Interestingly, it doesn’t seem to matter how far removed an immigrant is from the homeland. Whether he recently moved to America or is a third generation Mexican “American,” a Latino soccer fan’s loyalty will always seem to lie with his ancestral homeland. Of course, race complicates this issue quite a bit, as this phenomenon does not seem to affect German or Irish (ie: white) Americans.
Unfortunately, the whites that comprise US Soccer supporters groups are possibly aware of their own racial homogeneity, and seek to cuck at every chance they can get. Even though Mexican fans throw beer, batteries and piss at American fans and players when Mexico hosts the US at the Azteca. Or chant “Osama” at American fans. Because 9/11 was an existential victory for Mexico.
Or, more likely, these people absolutely hate America.
So, how do white US Soccer fans respond to this? They sing “This Land Is Your Land” for the Mexican supporters who (thanks to unlimited illegal immigration over the past decade) now outnumber US fans in our own stadiums.
One thing that very few American soccer pundits are talking about is how mass-immigration and the lack of support for the USMNT from Central American immigrants has harmed US Soccer.
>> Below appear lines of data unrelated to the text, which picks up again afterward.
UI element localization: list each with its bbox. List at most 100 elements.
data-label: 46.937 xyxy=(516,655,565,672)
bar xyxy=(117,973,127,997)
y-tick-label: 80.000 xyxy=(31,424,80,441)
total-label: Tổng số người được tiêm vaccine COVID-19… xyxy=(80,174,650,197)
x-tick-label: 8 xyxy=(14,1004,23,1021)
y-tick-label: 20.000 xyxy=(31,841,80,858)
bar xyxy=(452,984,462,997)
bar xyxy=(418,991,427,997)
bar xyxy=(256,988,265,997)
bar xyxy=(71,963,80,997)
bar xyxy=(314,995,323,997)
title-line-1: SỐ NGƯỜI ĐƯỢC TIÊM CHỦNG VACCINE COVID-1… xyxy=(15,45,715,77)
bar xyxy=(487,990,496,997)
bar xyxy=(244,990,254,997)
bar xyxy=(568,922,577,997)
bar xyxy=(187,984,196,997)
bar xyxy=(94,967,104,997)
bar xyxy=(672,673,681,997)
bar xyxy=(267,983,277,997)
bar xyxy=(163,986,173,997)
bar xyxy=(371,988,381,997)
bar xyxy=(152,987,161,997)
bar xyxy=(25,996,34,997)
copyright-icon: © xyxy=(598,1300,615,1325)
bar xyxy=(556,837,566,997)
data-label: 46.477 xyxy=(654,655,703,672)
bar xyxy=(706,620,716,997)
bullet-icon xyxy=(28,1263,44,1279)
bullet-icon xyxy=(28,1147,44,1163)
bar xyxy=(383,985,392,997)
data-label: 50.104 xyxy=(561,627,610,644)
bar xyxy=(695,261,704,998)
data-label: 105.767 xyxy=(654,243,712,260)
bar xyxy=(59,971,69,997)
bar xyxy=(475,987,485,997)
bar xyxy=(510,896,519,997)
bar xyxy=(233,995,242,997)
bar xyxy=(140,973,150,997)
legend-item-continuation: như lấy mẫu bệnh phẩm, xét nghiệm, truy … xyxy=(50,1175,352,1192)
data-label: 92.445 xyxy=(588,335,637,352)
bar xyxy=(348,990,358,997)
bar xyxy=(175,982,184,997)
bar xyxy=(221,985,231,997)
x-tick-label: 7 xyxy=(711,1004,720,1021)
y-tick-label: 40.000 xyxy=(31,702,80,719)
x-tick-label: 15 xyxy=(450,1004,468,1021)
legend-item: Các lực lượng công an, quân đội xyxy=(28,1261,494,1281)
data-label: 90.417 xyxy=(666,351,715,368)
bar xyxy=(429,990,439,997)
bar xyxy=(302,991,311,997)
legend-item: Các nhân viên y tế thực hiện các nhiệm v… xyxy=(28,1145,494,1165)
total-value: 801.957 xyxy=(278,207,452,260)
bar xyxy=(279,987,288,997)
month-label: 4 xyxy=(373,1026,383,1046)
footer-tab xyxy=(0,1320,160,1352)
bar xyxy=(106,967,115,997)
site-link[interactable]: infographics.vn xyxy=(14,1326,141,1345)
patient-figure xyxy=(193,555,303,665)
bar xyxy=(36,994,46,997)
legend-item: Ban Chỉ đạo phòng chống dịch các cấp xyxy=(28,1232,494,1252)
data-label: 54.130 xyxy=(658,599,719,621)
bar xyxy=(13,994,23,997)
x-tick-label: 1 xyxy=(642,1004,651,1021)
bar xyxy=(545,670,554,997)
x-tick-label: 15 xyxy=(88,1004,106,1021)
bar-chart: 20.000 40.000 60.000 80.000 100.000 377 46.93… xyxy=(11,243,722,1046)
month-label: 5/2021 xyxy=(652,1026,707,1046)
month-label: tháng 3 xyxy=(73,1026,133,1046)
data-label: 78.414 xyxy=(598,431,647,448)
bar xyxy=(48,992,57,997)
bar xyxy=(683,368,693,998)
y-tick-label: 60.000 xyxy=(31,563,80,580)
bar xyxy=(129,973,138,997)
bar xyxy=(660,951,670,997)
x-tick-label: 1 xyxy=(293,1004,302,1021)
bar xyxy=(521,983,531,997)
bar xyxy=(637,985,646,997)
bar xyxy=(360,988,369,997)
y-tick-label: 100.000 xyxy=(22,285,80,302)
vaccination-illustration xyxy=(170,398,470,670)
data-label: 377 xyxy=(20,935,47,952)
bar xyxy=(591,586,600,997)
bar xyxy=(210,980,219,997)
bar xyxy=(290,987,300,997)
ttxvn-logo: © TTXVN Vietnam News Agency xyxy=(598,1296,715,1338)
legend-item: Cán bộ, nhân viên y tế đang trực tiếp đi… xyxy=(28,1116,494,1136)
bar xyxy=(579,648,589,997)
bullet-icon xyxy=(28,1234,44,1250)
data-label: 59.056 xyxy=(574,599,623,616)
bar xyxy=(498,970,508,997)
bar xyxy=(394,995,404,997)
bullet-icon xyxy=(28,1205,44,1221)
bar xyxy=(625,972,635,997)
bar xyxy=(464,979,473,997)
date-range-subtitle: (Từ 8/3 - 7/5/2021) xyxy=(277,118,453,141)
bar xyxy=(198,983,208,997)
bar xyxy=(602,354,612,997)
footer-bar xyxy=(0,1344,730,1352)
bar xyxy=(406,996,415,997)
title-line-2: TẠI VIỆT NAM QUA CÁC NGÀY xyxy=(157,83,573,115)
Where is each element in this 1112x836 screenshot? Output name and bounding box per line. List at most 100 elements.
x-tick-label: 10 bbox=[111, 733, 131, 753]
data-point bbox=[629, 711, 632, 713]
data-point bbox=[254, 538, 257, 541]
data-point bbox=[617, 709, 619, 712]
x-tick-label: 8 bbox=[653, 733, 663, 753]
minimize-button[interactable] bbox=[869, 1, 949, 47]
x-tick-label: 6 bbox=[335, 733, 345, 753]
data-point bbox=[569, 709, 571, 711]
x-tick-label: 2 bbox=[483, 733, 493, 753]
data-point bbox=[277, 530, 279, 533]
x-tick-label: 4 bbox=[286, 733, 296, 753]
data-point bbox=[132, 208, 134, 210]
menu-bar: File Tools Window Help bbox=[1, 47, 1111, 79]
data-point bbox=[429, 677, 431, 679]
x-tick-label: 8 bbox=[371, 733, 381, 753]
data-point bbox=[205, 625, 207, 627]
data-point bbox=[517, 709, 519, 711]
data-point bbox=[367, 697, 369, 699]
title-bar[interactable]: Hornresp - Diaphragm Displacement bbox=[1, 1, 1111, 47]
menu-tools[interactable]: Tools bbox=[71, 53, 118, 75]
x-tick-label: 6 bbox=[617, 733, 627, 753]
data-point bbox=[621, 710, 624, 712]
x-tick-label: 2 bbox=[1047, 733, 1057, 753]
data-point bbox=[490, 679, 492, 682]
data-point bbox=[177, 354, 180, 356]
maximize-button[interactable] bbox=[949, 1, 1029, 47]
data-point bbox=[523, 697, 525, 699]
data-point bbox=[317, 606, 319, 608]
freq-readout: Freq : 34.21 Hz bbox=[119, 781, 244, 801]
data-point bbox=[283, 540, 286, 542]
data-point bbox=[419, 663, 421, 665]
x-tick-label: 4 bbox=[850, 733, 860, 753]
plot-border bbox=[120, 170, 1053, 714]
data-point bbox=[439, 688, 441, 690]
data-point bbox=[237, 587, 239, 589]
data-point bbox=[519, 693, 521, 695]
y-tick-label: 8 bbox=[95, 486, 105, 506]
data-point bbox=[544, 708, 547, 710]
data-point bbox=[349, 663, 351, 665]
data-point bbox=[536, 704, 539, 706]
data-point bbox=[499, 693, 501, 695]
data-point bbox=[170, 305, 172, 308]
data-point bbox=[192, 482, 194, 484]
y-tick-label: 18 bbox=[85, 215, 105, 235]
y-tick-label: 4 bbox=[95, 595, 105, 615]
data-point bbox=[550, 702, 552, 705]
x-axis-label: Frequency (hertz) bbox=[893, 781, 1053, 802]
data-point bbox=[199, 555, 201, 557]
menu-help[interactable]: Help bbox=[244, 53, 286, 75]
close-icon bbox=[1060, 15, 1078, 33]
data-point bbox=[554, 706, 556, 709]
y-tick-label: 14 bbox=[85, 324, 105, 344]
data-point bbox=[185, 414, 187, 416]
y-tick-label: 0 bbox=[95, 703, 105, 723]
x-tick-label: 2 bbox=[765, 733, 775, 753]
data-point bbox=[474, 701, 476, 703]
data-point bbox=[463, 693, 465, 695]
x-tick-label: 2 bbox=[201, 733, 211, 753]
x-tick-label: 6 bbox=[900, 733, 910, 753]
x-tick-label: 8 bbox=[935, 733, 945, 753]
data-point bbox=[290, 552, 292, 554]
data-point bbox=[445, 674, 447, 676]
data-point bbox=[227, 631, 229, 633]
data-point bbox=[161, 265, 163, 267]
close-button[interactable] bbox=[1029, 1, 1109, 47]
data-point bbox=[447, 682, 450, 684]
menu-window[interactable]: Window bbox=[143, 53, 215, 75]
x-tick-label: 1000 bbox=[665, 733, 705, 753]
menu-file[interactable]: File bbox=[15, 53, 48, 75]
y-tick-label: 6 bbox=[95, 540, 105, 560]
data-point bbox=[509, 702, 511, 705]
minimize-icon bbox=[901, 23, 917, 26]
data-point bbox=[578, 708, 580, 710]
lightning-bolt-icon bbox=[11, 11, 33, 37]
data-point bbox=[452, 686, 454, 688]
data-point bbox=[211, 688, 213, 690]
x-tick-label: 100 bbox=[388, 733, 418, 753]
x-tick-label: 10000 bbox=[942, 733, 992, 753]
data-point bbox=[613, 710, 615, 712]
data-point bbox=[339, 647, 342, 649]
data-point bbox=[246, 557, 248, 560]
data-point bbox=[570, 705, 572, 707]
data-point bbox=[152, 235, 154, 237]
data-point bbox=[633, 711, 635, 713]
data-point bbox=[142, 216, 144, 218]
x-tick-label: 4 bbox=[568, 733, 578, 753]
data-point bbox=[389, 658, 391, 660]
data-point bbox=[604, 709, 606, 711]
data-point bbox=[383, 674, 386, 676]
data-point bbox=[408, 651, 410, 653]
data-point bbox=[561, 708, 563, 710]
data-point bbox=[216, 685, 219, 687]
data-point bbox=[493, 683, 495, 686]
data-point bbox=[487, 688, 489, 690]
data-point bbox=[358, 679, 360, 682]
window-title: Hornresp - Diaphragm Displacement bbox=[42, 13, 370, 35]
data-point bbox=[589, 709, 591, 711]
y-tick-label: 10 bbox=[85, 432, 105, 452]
Of course, immigration is hurting more than just sports, but it is an interesting example of how flooding a market with foreigners makes life more difficult for actual Americans.
Even though half of the American soccer team are not actually Americans, immigrants from Central America do not support the team. Thus, in tournaments such as the World Cup Qualifiers, where half of the games are played at home and half are played away, an advantage on your home turf is of great importance.
Sadly, this advantage does not exist for America in the same way it does for Mexico or Honduras. In many American cities, Mexicans outnumber whites. Thus, the games that are held in or near these locations (ie: pretty much anywhere) place America at a costly disadvantage.
There is no question that playing overtly hostile home qualifiers doomed America to sitting out the 2018 World Cup. While the picture looks very bleak for American soccer culture, it also serves as a bitter red pill for anyone who thinks that crossing the border magically turns a Mexican guy into an American.